Da una parte c’è chi come i francesi prova a cavalcare l’onda (per Sarkozy «i leader arabi devono capire che la reazione della comunità internazionale sarà la stessa», intendendo quella della Libia), dall’altra c’è, chi come i tedeschi, è molto più cauto (il ministro degli Esteri di Berlino, Guido Westerwelle, ha detto che «minacciare non è una soluzione»).

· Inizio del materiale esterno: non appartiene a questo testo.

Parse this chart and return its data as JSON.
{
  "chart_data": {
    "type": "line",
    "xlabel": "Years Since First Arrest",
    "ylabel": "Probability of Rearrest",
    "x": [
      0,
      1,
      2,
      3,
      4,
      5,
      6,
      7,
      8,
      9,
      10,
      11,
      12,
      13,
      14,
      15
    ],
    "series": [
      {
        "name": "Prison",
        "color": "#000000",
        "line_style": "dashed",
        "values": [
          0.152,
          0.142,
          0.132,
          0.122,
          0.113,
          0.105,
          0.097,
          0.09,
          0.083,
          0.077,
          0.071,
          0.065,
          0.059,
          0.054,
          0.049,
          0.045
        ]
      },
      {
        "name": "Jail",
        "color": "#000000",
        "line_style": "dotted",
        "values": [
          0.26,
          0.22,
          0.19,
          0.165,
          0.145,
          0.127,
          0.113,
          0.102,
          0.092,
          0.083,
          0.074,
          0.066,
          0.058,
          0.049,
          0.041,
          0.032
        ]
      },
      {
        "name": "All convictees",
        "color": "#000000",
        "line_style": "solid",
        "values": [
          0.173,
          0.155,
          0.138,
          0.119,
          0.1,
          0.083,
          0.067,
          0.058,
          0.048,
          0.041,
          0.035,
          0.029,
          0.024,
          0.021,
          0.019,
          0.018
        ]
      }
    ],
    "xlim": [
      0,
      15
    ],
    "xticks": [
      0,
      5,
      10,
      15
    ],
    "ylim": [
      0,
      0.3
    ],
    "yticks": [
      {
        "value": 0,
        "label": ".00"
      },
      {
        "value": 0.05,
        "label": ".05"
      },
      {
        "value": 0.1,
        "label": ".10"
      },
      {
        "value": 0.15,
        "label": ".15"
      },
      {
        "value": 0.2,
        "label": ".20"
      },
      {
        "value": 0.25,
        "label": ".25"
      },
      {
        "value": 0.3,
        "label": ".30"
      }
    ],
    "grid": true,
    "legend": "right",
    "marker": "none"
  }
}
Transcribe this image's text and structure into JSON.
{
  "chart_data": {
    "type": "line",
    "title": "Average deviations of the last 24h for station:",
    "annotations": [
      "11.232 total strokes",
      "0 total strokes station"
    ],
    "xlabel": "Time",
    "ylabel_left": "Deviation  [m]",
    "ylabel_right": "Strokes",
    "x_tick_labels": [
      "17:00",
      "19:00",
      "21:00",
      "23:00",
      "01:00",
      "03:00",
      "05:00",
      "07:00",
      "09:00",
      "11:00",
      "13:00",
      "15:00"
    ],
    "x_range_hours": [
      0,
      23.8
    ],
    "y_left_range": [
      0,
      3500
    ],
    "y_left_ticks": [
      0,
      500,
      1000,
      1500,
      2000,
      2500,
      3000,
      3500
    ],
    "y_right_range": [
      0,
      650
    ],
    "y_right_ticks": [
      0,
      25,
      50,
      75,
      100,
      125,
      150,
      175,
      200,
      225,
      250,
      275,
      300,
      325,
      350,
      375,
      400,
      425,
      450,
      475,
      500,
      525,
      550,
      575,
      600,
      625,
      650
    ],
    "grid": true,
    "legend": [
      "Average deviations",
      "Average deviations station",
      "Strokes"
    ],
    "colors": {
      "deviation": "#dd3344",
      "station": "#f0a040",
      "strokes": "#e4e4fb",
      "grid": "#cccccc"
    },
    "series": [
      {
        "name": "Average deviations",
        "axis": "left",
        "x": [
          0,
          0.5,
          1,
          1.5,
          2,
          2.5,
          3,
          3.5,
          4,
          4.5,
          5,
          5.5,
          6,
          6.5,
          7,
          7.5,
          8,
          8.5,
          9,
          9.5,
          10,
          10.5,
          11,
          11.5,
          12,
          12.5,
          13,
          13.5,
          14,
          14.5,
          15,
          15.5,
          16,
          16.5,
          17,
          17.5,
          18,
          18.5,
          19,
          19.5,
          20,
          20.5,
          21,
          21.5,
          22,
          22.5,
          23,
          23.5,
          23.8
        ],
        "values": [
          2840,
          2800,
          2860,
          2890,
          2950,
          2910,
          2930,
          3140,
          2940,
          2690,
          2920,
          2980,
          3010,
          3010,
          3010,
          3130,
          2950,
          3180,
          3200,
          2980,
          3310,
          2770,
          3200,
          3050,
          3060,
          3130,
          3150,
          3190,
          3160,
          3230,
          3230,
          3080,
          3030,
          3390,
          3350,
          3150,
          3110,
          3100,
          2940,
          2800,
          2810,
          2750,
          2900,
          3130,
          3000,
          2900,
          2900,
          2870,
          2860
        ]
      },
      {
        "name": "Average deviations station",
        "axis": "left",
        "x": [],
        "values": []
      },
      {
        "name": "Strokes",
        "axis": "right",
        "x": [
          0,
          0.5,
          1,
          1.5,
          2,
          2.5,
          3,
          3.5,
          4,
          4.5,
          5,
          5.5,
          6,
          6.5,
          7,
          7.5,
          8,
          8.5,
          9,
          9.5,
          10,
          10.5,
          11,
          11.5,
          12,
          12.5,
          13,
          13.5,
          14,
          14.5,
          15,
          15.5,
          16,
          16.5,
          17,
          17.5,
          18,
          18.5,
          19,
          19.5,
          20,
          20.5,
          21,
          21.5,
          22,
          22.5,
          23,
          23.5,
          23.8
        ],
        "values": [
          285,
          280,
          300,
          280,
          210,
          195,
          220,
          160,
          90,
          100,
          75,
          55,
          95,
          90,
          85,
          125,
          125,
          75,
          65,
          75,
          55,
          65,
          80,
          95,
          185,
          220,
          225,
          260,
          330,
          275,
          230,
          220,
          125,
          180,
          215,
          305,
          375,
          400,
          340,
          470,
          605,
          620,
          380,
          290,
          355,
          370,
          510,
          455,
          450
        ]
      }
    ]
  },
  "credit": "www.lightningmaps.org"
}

Nella capitale siriana, Damasco, l’atmosfera era tesa da giorni, a causa delle notizie relative ai disordini di Daraa. E la protesta esplode dopo la preghiera nella città vecchia, in mezzo ai turisti occidentali e ai pellegrini che tutto l’anno affollano la monumentale moschea degli Omayyadi, uno dei luoghi più sacri ai musulmani di tutto il mondo. Verso la fine delle litanie, nel grande cortile irrompono correndo decine di fedelissimi di Assad che gridano slogan e sventolano bandiere siriane. I turisti fuggono, i fedeli escono dalla moschea e affrontano i baathisti, poi intervengono le forze di sicurezza, che chiudono il portone principale, mentre la città vecchia si svuota. Per strada la polizia in borghese si avvicina minacciosa a chiunque, specie d’aspetto occidentale, provi a scattare foto. Infine, per far cessare gli scontri iniziati nel frattempo, le forze di sicurezza apre il fuoco uccidendo tre persone.
E se in Siria l’apparato repressivo lasciato in eredità da Hafez Al Assad nel 2000 al figlio oftalmologo Bashar mostra i primi segni di cedimento, «picconato» prima dai clan sunniti del Sud e ora anche dai giovani e dagli intellettuali laici che grazie a iniziative inedite come incontri pubblici e tam tam telematici hanno diffuso la protesta nel resto del Paese, in Yemen il potere di Saleh sembra avere i giorni contati. Ieri il raìs di Sanaa, parlando ai suoi sostenitori, ha detto: «vogliamo lasciare il comando in mani fidate, non in quelle di gente odiosa e corrotta».

E gli oppositori hanno pregato sulle bare dei due manifestanti colpiti dalla polizia nei giorni scorsi e poi morti per le ferite riportate e cantato al presidente «Chiunque cade come un martire fa vacillare il tuo trono».